Lorsque j’ai passé l’épreuve mémoire du CAFIPEMF, l’un des arguments qui m’a été opposé était le suivant : « On a l’impression – avec vous – que les sciences sont le remède miracle, la réponse à tout. »
Naturellement, vous vous en doutez – ma réponse a été plus que maladroite, lamentable.
Incapable d’évoquer mon travail sur les albums, je me suis jetée tête haute dans les rets du filet.
(Le stress peut provoquer chez l’individu humain (donc chez l’élève !) des réponses adaptatives assez variées. On peut citer le cas de la totale indifférence ou encore de l’exacerbation des capacités neuronales accompagnée d’un pouvoir de réflexion décuplé ; tel le zèbre qui jaillit des broussailles… Trêve de rêveries… Malheureusement, il existe également une autre réponse physiologique possible : celle de la sidération. La sidération – c’est celle de la girafe qui reste immobile face au prédateur – voire, encore, celle du blaireau qui tombe en catalepsie : un état qui s’apparente étrangement à celui de la mort – lequel s’accompagne généralement d’une odeur exécrable (supposément dissuasive dans le cas où le carnivore affamé tenterait néanmoins de dévorer tout cru la charogne). Pour ma part, vous vous en doutez, j’appartiens à cette dernière catégorie – décomposition totale – black-out de la pensée - effluves en moins. Du moins on l’espère pour le jury…)
Evidemment, les sciences ont besoin d’être défendues.
Elles détiennent une qualité, qui se retrouve bien évidemment dans d’autres matières (mais dans une moindre mesure) celle d’être une matière intru-disciplinaire.
Qu'es aquò ?
J’y viens…
« Les concepts quotidiens se forment spontanément au cours de l’expérience, avec un faible concours du langage »(1) p 53. Reprend Yves Clot à propos des pensées de Vygotski. Pour dire simple : nous serions en quelque sorte « programmés » pour conceptualiser dès la naissance.

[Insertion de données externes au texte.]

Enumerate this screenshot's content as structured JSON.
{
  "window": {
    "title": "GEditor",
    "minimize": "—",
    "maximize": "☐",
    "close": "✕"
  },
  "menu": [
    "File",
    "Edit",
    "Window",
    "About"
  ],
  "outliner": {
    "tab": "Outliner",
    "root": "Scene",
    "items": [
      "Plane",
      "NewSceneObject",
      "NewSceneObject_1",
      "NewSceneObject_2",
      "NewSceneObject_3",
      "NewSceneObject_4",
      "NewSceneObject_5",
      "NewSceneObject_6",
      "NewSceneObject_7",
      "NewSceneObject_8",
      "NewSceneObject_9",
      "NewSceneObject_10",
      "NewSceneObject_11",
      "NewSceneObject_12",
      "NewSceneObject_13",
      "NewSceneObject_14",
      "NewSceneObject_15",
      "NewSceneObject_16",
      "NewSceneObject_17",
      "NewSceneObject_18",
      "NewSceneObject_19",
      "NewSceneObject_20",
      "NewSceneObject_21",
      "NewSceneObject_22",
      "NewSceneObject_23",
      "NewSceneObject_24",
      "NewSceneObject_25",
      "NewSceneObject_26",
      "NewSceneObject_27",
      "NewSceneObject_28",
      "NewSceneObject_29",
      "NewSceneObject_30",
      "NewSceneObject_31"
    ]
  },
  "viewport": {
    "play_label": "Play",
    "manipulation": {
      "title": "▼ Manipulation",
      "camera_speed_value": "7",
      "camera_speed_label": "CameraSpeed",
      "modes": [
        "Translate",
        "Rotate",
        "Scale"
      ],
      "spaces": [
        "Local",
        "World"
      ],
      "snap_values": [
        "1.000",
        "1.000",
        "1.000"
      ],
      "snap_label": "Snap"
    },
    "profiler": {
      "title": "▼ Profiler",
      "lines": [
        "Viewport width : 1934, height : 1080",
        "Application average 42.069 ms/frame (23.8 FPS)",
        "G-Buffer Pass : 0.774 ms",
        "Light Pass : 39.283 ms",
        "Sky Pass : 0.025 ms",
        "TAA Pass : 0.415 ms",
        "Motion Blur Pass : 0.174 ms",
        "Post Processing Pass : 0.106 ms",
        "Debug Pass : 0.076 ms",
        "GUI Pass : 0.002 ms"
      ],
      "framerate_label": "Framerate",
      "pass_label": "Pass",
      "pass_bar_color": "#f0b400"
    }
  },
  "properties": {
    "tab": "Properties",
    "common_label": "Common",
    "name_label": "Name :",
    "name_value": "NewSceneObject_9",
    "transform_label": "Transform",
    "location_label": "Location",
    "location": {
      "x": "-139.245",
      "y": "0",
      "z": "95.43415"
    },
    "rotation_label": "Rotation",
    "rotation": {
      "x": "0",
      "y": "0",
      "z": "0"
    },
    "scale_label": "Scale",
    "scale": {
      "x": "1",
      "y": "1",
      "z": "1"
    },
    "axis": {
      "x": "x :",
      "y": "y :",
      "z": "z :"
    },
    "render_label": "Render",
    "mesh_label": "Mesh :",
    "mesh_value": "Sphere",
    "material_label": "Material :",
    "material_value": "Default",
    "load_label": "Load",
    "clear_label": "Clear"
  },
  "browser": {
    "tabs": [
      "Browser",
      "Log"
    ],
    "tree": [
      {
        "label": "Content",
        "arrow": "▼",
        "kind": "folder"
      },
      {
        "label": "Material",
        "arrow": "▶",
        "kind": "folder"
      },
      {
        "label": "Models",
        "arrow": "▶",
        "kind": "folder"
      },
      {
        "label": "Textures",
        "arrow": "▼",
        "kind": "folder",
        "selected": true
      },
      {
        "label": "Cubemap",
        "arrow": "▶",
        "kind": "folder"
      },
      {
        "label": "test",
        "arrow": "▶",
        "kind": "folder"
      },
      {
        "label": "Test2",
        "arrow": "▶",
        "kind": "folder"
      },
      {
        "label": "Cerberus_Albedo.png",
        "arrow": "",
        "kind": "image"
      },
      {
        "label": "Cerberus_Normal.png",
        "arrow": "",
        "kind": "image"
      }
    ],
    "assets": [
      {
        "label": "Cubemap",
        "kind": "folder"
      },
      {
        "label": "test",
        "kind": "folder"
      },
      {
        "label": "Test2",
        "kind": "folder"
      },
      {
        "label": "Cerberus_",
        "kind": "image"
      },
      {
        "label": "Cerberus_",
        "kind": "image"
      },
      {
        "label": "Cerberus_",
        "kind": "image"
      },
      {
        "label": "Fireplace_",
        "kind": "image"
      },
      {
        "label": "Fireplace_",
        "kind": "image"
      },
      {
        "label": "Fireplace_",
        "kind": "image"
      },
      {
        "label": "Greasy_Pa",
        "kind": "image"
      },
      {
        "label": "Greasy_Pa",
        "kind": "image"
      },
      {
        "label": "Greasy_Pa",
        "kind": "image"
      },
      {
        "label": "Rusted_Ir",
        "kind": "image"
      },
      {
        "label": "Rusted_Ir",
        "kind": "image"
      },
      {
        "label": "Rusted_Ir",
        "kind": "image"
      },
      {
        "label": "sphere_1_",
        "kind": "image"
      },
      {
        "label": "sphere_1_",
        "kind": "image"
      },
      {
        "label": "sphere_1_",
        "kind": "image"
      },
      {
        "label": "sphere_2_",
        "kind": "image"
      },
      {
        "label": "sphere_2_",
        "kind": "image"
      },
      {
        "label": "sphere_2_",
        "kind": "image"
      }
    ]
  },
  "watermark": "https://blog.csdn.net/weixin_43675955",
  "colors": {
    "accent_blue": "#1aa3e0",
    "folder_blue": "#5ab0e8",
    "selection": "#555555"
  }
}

La chercheuse en sciences cognitives Britt-Mari Barth confirme cette thèse dans un livre consacré à l’apprentissage de l’abstraction : « Quand quelqu’un décide que tels éléments vont ensemble pour certaines raisons, il a formé un concept. » (2) Ce caractère de notre esprit - " naturel" - ou du moins spontané est très avantageux sur de nombreux plans.
Ce procédé génère une économie de pensée, permet de gagner en mémorisation, donc de réfléchir plus efficacement.
Classer, diviser, trier, compartimenter, voilà des principes efficaces, des procédés commodes, sérieux, rassurants, conformes à la logique.
A l'évidence, l’avantage non négligeable d’abstraire est de pouvoir trier les idées en différents champs, de les classer en différents ensembles susceptibles d'être eux-mêmes enchâssés, croisés, modifiés...
Par exemple, si je dispose de la connaissance :
Mammifère
carnivore
Félin - canidés
Chat - chiens
Ces concepts me permettront d'accéder à la complexité du monde plus rapidement, de le rendre intelligible. Si le chat est un mammifère, je sais qu'il a le sang chaud, qu'il allaite ses petits, etc. sans même ne l'avoir jamais vu.
De fait... Faire des catégories est une aptitude intéressante.
Et c’est tout le travail de Stanislas Dehaene que de décrypter comment fonctionne ce système. « Notre système visuel « catégorise » - dit-il - c'est-à-dire qu’il décide de regrouper des images très différentes en un seul et même objet. » (3)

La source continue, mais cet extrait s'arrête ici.